For some people, careful planning will mean searching for and landing another job before leaving their current one. (Call it the Stephen Colbert approach.) For others, it’s taking classes that will expand your skill set, or just saving up enough money to give yourself the time to figure things out and set off in the next direction.
Or there might be an in-between approach that involves a part-time or consulting arrangement to help your former employer through the transition—and sustain your bank account—while also carving out enough time to get a fresh degree or otherwise establishing your bona fides in a new field.
3. Make your people into stars
Stephen Colbert, Steve Carell, John Oliver, and Ed Helms are just a few of the once-obscure, now well-known comics that Jon Stewart helped launch and move onto bigger things. You can be sure they’ll ardently support him in any next endeavor, and probably spend a good deal of social, political, or financial capital to do so.
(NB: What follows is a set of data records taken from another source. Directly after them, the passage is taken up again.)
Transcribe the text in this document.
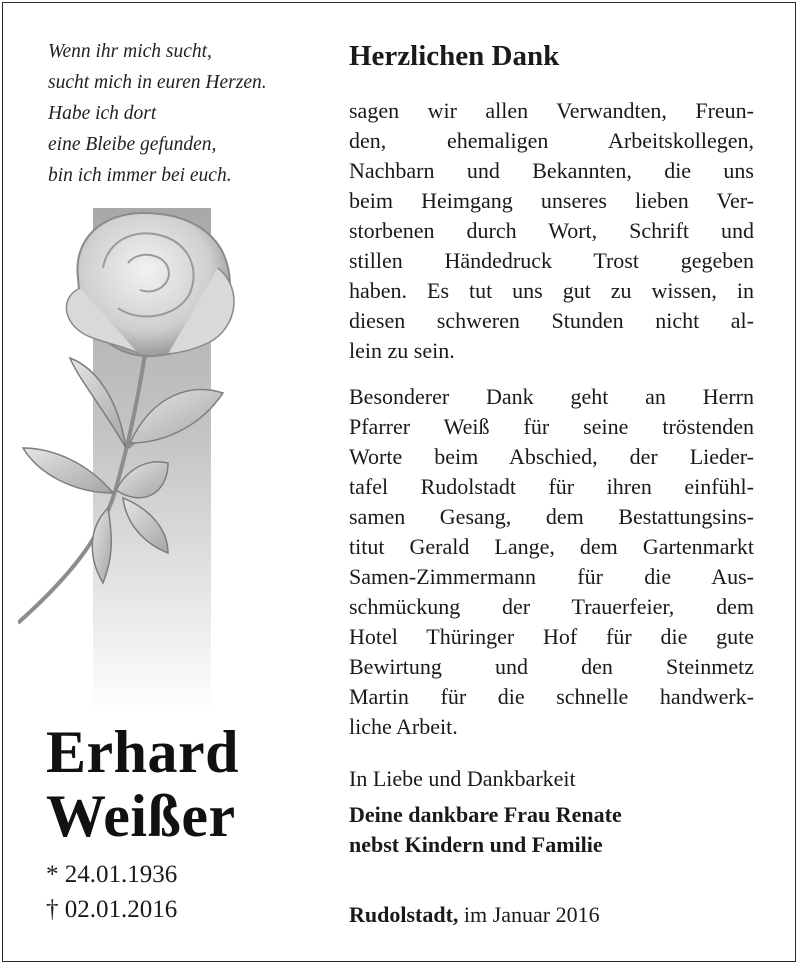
Wenn ihr mich sucht,
sucht mich in euren Herzen.
Habe ich dort
eine Bleibe gefunden,
bin ich immer bei euch.
Erhard
Weißer
* 24.01.1936
† 02.01.2016
Herzlichen Dank
sagen wir allen Verwandten, Freun-
den, ehemaligen Arbeitskollegen,
Nachbarn und Bekannten, die uns
beim Heimgang unseres lieben Ver-
storbenen durch Wort, Schrift und
stillen Händedruck Trost gegeben
haben. Es tut uns gut zu wissen, in
diesen schweren Stunden nicht al-
lein zu sein.
Besonderer Dank geht an Herrn
Pfarrer Weiß für seine tröstenden
Worte beim Abschied, der Lieder-
tafel Rudolstadt für ihren einfühl-
samen Gesang, dem Bestattungsins-
titut Gerald Lange, dem Gartenmarkt
Samen-Zimmermann für die Aus-
schmückung der Trauerfeier, dem
Hotel Thüringer Hof für die gute
Bewirtung und den Steinmetz
Martin für die schnelle handwerk-
liche Arbeit.
In Liebe und Dankbarkeit
Deine dankbare Frau Renate
nebst Kindern und Familie
Rudolstadt, im Januar 2016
Of course, mentoring and otherwise helping others advance their careers is part of the job description of most managers. But taking this role seriously can have reciprocal benefits down the road when it’s time to explore new professional avenues.
If you’ve been generous with your time, accolades, and connections, your former employees will likely do the same when you are looking to start your next chapter. They’ll become an active network of supporters, able to bridge you into new industries and professional communities; clue you in on and recommend you for exciting opportunities; and may even give you your next dream job.